As I had already written, I am moving away even more from Amiga world, and I see this computer as a tool, surely not as a dogma, a slogan or a life style. Also if Amiga community has to be evaluated from the behaviour of people like Mike bouma or similar (I could list several others, very famous to whom reads ANN), well... I even prefer Windows, a market with problems but with many good people, and for sure more fair.

"So said, game over".
Don't expect that by now I will start to tell bad things on OS4. It's a very good operating system and I always said it in every situation (by the way, Ben Hermans says that "People are quoting you as a source on ANN to back up claims against OS 4". He must have dreamed it, since everybody can read me in every place, and knows that sentence is absolutely not true, on the contrary...).

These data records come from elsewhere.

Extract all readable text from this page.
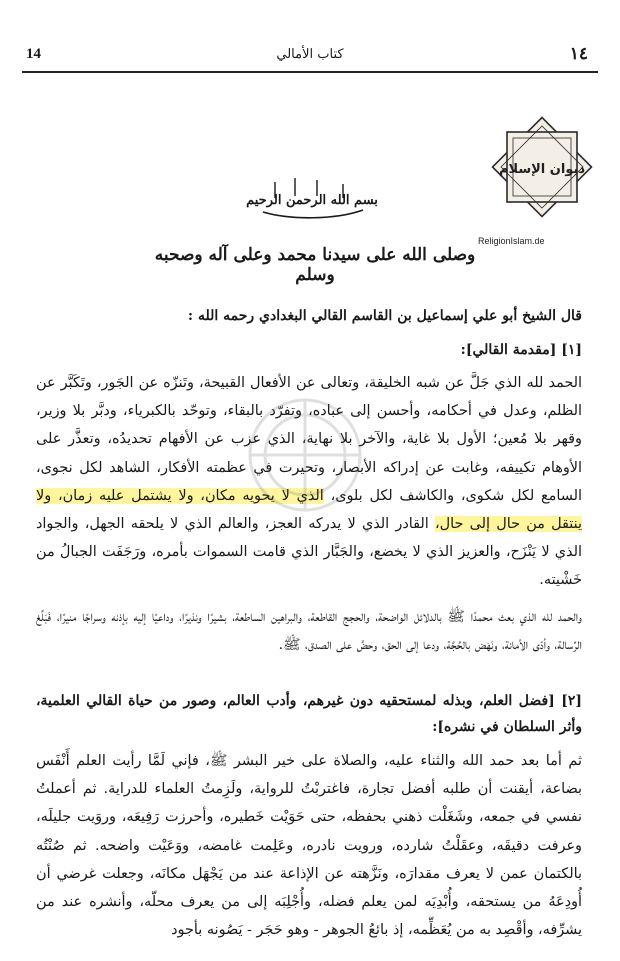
14	كتاب الأمالي	١٤
ديوان الإسلام
ReligionIslam.de
بسم الله الرحمن الرحيم
وصلى الله على سيدنا محمد وعلى آله وصحبه وسلم
قال الشيخ أبو علي إسماعيل بن القاسم القالي البغدادي رحمه الله :
[١] [مقدمة القالي]:
الحمد لله الذي جَلَّ عن شبه الخليقة، وتعالى عن الأفعال القبيحة، وتَنزّه عن الجَور، وتَكَبَّر عن الظلم، وعدل في أحكامه، وأحسن إلى عباده، وتفرّد بالبقاء، وتوحّد بالكبرياء، ودبَّر بلا وزير، وقهر بلا مُعين؛ الأول بلا غاية، والآخر بلا نهاية، الذي عزب عن الأفهام تحديدُه، وتعذَّر على الأوهام تكييفه، وغابت عن إدراكه الأبصار، وتحيرت في عظمته الأفكار، الشاهد لكل نجوى، السامع لكل شكوى، والكاشف لكل بلوى، الذي لا يحويه مكان، ولا يشتمل عليه زمان، ولا ينتقل من حال إلى حال، القادر الذي لا يدركه العجز، والعالم الذي لا يلحقه الجهل، والجواد الذي لا يَنْزَح، والعزيز الذي لا يخضع، والجَبَّار الذي قامت السموات بأمره، ورَجَفَت الجبالُ من خَشْيته.
والحمد لله الذي بعث محمدًا ﷺ بالدلائل الواضحة، والحجج القاطعة، والبراهين الساطعة، بشيرًا ونذيرًا، وداعيًا إليه بإذنه وسراجًا منيرًا، فَبَلَّغ الرِّسالة، وأدّى الأمانة، ونَهَض بالحُجَّة، ودعا إلى الحق، وحضَّ على الصدق، ﷺ.
[٢] [فضل العلم، وبذله لمستحقيه دون غيرهم، وأدب العالم، وصور من حياة القالي العلمية، وأثر السلطان في نشره]:
ثم أما بعد حمد الله والثناء عليه، والصلاة على خير البشر ﷺ، فإني لَمَّا رأيت العلم أَنْفَس بضاعة، أيقنت أن طلبه أفضل تجارة، فاغتربْتُ للرواية، ولَزِمتُ العلماء للدراية. ثم أعملتُ نفسي في جمعه، وشَغَلْت ذهني بحفظه، حتى حَوَيْت خَطيره، وأحرزت رَفِيعَه، وروَيت جليلَه، وعرفت دقيقَه، وعقَلْتُ شارده، ورويت نادره، وعَلِمت غامضه، ووَعَيْت واضحه. ثم صُنْتُه بالكتمان عمن لا يعرف مقدارَه، ونَزَّهته عن الإذاعة عند من يَجْهَل مكانَه، وجعلت غرضي أن أُودِعَهُ من يستحقه، وأُبْدِيَه لمن يعلم فضله، وأُجْلِبَه إلى من يعرف محلّه، وأنشره عند من يشرِّفه، وأقْصِد به من يُعَظِّمه، إذ بائعُ الجوهر - وهو حَجَر - يَصُونه بأجود
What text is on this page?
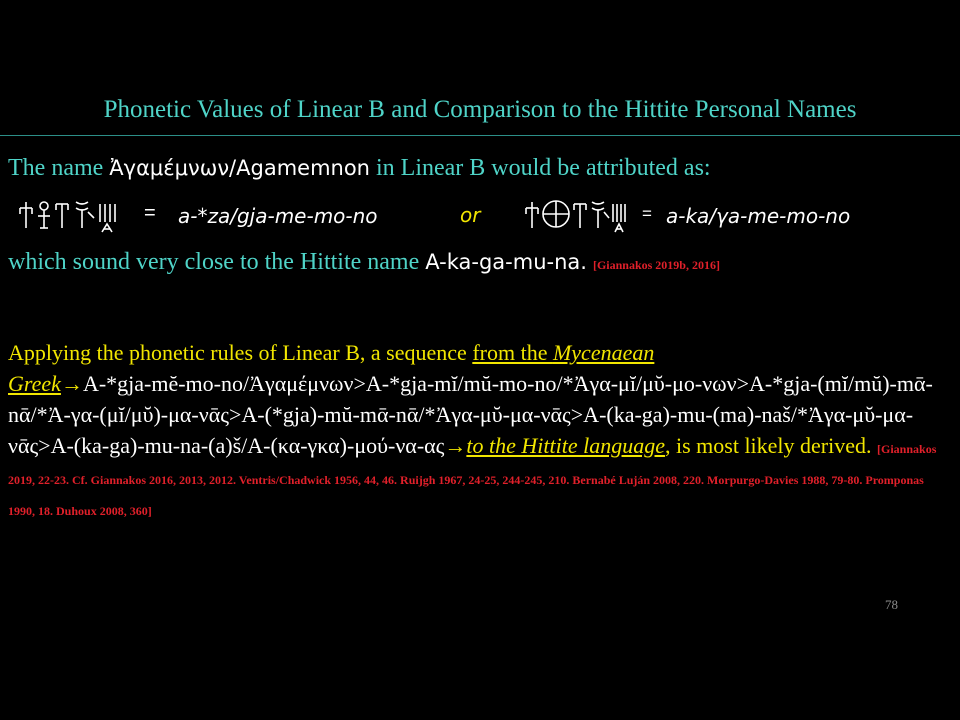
Phonetic Values of Linear B and Comparison to the Hittite Personal Names
The name Ἀγαμέμνων/Agamemnon in Linear B would be attributed as:
= a-*za/gja-me-mo-no	or	= a-ka/γa-me-mo-no
which sound very close to the Hittite name A-ka-ga-mu-na. [Giannakos 2019b, 2016]
Applying the phonetic rules of Linear B, a sequence from the Mycenaean
Greek→A-*gja-mĕ-mo-no/Ἀγαμέμνων>A-*gja-mĭ/mŭ-mo-no/*Ἀγα-μĭ/μῠ-μο-νων>A-*gja-(mĭ/mŭ)-mᾱ-nᾱ/*Ἀ-γα-(μĭ/μῠ)-μα-νᾱς>A-(*gja)-mŭ-mᾱ-nᾱ/*Ἀγα-μῠ-μα-νᾱς>A-(ka-ga)-mu-(ma)-naš/*Ἀγα-μῠ-μα-νᾱς>A-(ka-ga)-mu-na-(a)š/A-(κα-γκα)-μού-να-ας→to the Hittite language, is most likely derived. [Giannakos 2019, 22-23. Cf. Giannakos 2016, 2013, 2012. Ventris/Chadwick 1956, 44, 46. Ruijgh 1967, 24-25, 244-245, 210. Bernabé Luján 2008, 220. Morpurgo-Davies 1988, 79-80. Promponas 1990, 18. Duhoux 2008, 360]
78
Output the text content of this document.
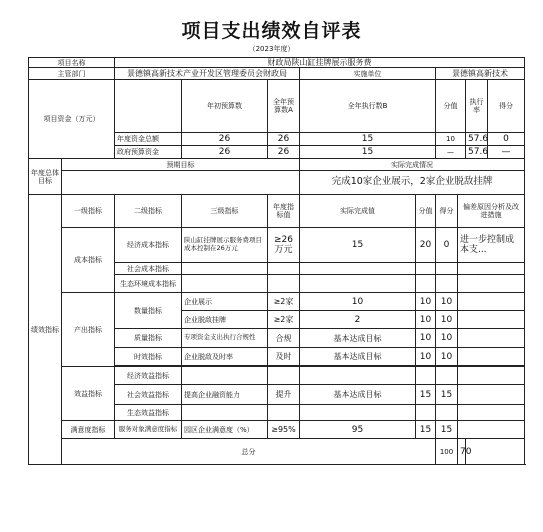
项目支出绩效自评表
（2023年度）
项目名称		财政局陕山缸挂牌展示服务费								
主管部门		景德镇高新技术产业开发区管理委员会财政局			实施单位		景德镇高新技术			
项目资金（万元）			年初预算数	全年预算数A	全年执行数B		分值		执行率	得分
		年度资金总额	26	26	15		10		57.6	0
		政府预算资金	26	26	15		—		57.6	—
年度总体目标	预期目标				实际完成情况					
					完成10家企业展示，2家企业脱敌挂牌					
绩效指标	一级指标	二级指标	三级指标	年度指标值	实际完成值	分值	得分	偏差原因分析及改进措施		
	成本指标	经济成本指标	陕山缸挂牌展示服务费项目成本控制在26万元	≥26万元	15	20	0	进一步控制成本支...		
		社会成本指标								
		生态环境成本指标								
	产出指标	数量指标	企业展示	≥2家	10	10	10			
			企业脱敌挂牌	≥2家	2	10	10			
		质量指标	专项资金支出执行合规性	合规	基本达成目标	10	10			
		时效指标	企业脱敌及时率	及时	基本达成目标	10	10			

	效益指标	经济效益指标								
		社会效益指标	提高企业融资能力	提升	基本达成目标	15	15			
		生态效益指标								
	满意度指标	服务对象满意度指标	园区企业满意度（%）	≥95%	95	15	15			
	总分						100	70		
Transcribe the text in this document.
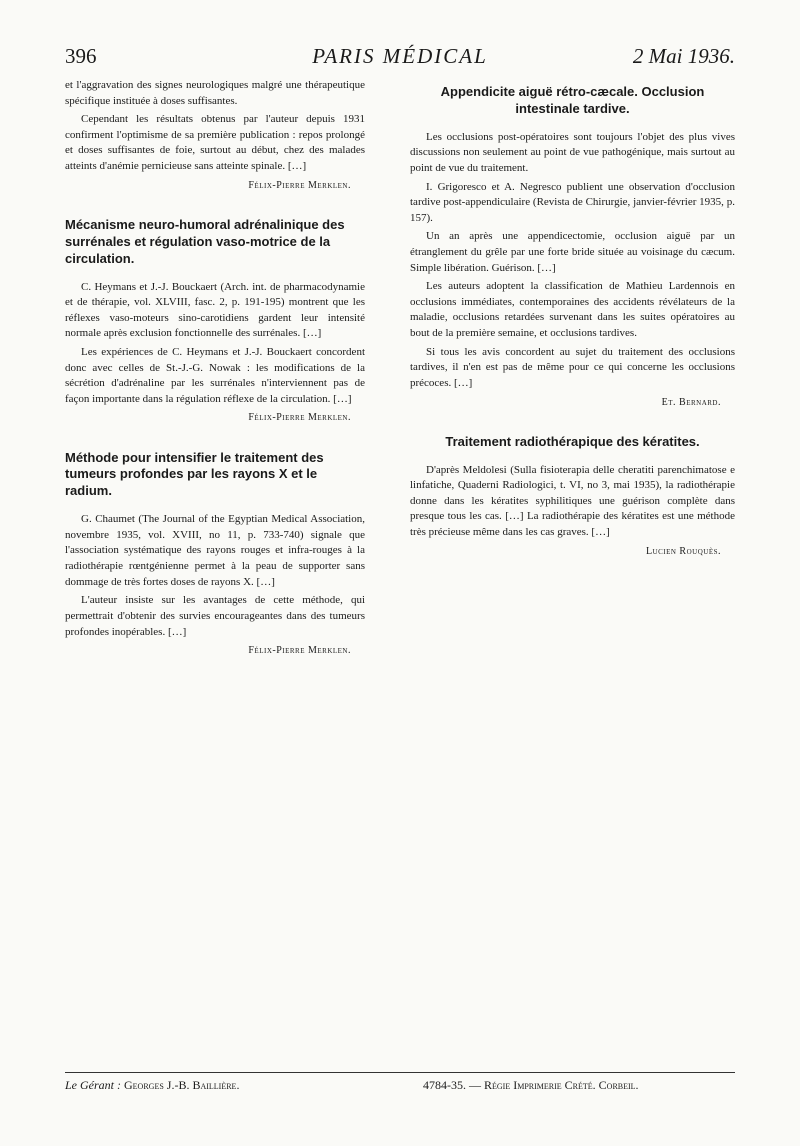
396	PARIS MÉDICAL	2 Mai 1936.

et l'aggravation des signes neurologiques malgré une thérapeutique spécifique instituée à doses suffisantes.

Cependant les résultats obtenus par l'auteur depuis 1931 confirment l'optimisme de sa première publication : repos prolongé et doses suffisantes de foie, surtout au début, chez des malades atteints d'anémie pernicieuse sans atteinte spinale. […]

Félix-Pierre Merklen.
Mécanisme neuro-humoral adrénalinique des surrénales et régulation vaso-motrice de la circulation.

C. Heymans et J.-J. Bouckaert (Arch. int. de pharmacodynamie et de thérapie, vol. XLVIII, fasc. 2, p. 191-195) montrent que les réflexes vaso-moteurs sino-carotidiens gardent leur intensité normale après exclusion fonctionnelle des surrénales. […]

Les expériences de C. Heymans et J.-J. Bouckaert concordent donc avec celles de St.-J.-G. Nowak : les modifications de la sécrétion d'adrénaline par les surrénales n'interviennent pas de façon importante dans la régulation réflexe de la circulation. […]

Félix-Pierre Merklen.
Méthode pour intensifier le traitement des tumeurs profondes par les rayons X et le radium.

G. Chaumet (The Journal of the Egyptian Medical Association, novembre 1935, vol. XVIII, no 11, p. 733-740) signale que l'association systématique des rayons rouges et infra-rouges à la radiothérapie rœntgénienne permet à la peau de supporter sans dommage de très fortes doses de rayons X. […]

L'auteur insiste sur les avantages de cette méthode, qui permettrait d'obtenir des survies encourageantes dans des tumeurs profondes inopérables. […]

Félix-Pierre Merklen.
Appendicite aiguë rétro-cæcale. Occlusion intestinale tardive.

Les occlusions post-opératoires sont toujours l'objet des plus vives discussions non seulement au point de vue pathogénique, mais surtout au point de vue du traitement.

I. Grigoresco et A. Negresco publient une observation d'occlusion tardive post-appendiculaire (Revista de Chirurgie, janvier-février 1935, p. 157).

Un an après une appendicectomie, occlusion aiguë par un étranglement du grêle par une forte bride située au voisinage du cæcum. Simple libération. Guérison. […]

Les auteurs adoptent la classification de Mathieu Lardennois en occlusions immédiates, contemporaines des accidents révélateurs de la maladie, occlusions retardées survenant dans les suites opératoires au bout de la première semaine, et occlusions tardives.

Si tous les avis concordent au sujet du traitement des occlusions tardives, il n'en est pas de même pour ce qui concerne les occlusions précoces. […]

Et. Bernard.
Traitement radiothérapique des kératites.

D'après Meldolesi (Sulla fisioterapia delle cheratiti parenchimatose e linfatiche, Quaderni Radiologici, t. VI, no 3, mai 1935), la radiothérapie donne dans les kératites syphilitiques une guérison complète dans presque tous les cas. […] La radiothérapie des kératites est une méthode très précieuse même dans les cas graves. […]

Lucien Rouquès.
Le Gérant : Georges J.-B. Baillière.	4784-35. — Régie Imprimerie Crété. Corbeil.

I could start now, but differently from other poeple I don't want get dirty for the lack of correctness that rules on what remains of Amiga market in 2003. Better let them sink and burn the still good projects that many people is working on with heart and passion.

I did my part. I helped Olaf Barthel with RoadShow and I did other things that I won't mention since I don't want get them "dirty" with the resignation that closes this message. Resignation because I am watching a dream falling down. Not my dream, a greater one. The one of a community of different people, fair and friendly, of people who support and respect members. Once upon a time Amiga was that, now it's not anymore. And in the current state, I prefer leaving as soon as possible. But not without letting everybody know this story.